Morning Star

Exhibition

Review Edifying pictures of a thousand words

Art can and should be in the streets, where people live and work, writes JOHN GREEN about this inspiring exhibition

“I come to this Road and I feel free. I can be myself.” (quote/pictured Naomi) Photo: Don Travis

“I come to this Road and I feel free. I can be myself.” (quote/pictured Naomi) Photo: Don Travis

Exhibition Ridley Road Stories (Part 1)
Future Hackney


futurehackney.com/exhibition

Ridley Road in the heart of the London’s borough of Hackney is renowned as an iconic market. On most days it is crowded with tradespeople and shoppers.

Over the years it has come to represent the rapidly changing face of London street life, its multiculturalism and changing demographic.

Above all it is a place brimming with energy, colour and the richness of human life. All these aspects are beautifully captured in this significant exhibition.

In Ridley Road Stories (Part 1), Future Hackney is presenting the first local public photography exhibition documenting and celebrating the life of the road and its mainly working-class inhabitants.

Donna Travis of Future Hackney explains: “Ridley Road Stories is a documentary story of a Hackney Street with a rich history of Caribbean and African Culture.

“Future Hackney has been capturing this dynamic space over the last three years as a living archive.

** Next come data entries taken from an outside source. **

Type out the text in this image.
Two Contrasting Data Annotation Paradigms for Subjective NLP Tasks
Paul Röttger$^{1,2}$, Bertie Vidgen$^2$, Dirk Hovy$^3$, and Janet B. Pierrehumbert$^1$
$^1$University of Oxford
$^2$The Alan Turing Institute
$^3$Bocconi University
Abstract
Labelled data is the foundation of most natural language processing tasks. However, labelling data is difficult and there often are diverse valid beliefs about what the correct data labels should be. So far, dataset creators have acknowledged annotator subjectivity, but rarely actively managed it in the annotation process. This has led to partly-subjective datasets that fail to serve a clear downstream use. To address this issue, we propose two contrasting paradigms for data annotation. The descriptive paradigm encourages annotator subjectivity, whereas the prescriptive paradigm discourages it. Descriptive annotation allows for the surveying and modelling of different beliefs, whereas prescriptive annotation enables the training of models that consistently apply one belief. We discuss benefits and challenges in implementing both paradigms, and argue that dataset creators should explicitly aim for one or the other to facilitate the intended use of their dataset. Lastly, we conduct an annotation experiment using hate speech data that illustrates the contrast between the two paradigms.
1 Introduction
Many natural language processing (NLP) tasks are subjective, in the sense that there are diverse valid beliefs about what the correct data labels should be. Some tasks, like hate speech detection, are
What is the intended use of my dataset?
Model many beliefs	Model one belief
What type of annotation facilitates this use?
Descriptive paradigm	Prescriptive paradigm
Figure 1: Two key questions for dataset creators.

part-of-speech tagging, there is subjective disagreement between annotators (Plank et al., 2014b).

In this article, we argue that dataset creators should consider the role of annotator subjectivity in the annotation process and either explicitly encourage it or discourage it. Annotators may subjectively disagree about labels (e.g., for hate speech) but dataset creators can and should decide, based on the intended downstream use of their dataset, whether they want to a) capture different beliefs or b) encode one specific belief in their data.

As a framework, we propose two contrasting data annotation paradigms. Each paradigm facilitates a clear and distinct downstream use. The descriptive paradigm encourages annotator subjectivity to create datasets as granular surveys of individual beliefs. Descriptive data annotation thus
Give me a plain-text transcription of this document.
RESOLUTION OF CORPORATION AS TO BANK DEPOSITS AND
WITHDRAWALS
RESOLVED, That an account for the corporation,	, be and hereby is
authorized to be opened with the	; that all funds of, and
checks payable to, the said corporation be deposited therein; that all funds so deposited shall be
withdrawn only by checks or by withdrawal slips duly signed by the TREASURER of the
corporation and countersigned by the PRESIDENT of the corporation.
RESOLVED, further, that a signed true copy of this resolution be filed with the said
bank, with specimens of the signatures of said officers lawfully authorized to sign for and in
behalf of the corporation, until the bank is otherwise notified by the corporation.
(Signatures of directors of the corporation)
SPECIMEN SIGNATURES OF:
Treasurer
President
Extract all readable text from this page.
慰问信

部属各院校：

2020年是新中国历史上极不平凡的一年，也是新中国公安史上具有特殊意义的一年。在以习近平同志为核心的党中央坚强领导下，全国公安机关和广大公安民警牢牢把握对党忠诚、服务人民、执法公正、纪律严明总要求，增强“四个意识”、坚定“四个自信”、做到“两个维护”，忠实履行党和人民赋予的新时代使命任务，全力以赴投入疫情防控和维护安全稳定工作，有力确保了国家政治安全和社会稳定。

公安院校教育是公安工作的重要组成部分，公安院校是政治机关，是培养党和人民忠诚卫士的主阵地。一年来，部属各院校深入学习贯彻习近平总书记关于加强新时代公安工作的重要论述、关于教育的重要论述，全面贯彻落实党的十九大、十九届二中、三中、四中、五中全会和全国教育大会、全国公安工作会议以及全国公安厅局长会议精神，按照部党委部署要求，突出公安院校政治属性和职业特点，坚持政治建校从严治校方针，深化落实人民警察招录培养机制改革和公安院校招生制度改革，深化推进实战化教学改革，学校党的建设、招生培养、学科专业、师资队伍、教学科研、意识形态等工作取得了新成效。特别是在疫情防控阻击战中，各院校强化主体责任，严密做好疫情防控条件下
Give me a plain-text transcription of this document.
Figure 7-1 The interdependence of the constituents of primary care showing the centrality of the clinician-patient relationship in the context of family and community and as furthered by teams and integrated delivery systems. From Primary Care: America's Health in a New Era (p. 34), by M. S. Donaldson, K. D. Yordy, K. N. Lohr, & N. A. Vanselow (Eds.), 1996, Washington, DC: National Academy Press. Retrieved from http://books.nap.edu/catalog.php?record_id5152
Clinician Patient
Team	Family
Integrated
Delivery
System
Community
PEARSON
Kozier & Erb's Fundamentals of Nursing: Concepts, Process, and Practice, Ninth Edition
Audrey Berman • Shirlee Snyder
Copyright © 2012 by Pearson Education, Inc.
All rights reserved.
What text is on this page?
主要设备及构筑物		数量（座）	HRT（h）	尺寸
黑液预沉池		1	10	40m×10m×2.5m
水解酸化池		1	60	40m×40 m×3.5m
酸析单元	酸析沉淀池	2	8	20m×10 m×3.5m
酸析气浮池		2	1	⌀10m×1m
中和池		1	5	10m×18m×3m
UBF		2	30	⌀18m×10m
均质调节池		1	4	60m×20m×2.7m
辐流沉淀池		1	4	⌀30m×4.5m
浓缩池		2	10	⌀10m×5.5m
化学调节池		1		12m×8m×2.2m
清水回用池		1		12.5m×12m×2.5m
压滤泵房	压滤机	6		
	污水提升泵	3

We increasingly recognise public art as the new ‘gallery’ so this just seemed the perfect way to introduce the project especially with the resonance locally of the iconic Red Cross building and with the Black Lives Matter movement.”

This initiative takes cognisance of the fact that our whole understanding of art — where and how it is exhibited — has been transformed, just as our societies have changed.

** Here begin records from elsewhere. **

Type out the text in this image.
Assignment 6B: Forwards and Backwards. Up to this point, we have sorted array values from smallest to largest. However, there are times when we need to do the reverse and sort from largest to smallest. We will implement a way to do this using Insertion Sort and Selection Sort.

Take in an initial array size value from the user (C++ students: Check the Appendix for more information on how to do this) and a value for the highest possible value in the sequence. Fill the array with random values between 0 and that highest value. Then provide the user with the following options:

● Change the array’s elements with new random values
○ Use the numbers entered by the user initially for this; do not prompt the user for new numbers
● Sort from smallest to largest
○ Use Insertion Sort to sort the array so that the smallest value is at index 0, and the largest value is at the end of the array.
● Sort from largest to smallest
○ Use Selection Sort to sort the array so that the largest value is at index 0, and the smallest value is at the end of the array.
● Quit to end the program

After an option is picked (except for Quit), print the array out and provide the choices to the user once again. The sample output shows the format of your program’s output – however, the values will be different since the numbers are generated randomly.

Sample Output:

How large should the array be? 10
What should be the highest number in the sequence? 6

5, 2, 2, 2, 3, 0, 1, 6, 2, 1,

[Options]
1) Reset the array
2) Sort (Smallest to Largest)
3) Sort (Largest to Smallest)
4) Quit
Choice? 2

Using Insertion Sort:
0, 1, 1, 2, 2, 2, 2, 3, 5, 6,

Art can and should be in the streets, where people live and work; they should not only see their lives reflected and feel part of the artworks but also become involved in creating their own artworks.

Future Hackney’s has worked with local photographers and filmmakers, often young people, to chronicle life in east London’s rapidly changing spaces, working intensively over the last three years. This long-term project documents social change in east London.

Local visual storytellers have been working alongside young people and residents to create a living archive of inner-city life. Through representing these communities and establishing their cultural and historical spaces, FH aims to highlight the relevance of London’s multicultural legacy.

A cornerstone of FH’s work is also the development of up-and-coming talent, and that is evident in two of the young Londoners involved in Ridley Road Stories. Brunel Johnson was one of the winners in the British Journal of Photography’s Portrait of Britain 2020 contest for Black Dreams Matter. Johnson was guided and funded by FH as he worked on Ridley Road Stories, and the collective is now helping him promote his documentary projects.

Donna Travis hopes that “the exhibition will give Londoners a reminder of how beautiful, diverse and dynamic our inner-city communities are. “The aim is to highlight the historical and cultural relevance of the road and how this supports the Black Lives Matter movement across the city, and, more generally, the importance of migrant and multicultural communities that have invested in the borough since the 1960s.

“Ridley Road is a community that is vibrant but at the same time vulnerable, and we hope to give people a fresh look at its visual and cultural power,” she adds.

The exhibition has been installed on the wall of the large Red Cross building in the borough.

Exhibition runs from November 6 2020. Red Cross, 92 Dalston Lane, London E8 1NG. The exhibition is free and safe for social distancing. Supported by the Red Cross, Ridley Road Market, and Hackney Film Office. Working alongside local photographers, residents, traders and youth, this is a collaborative project funded by the National Lottery and Arts Council England.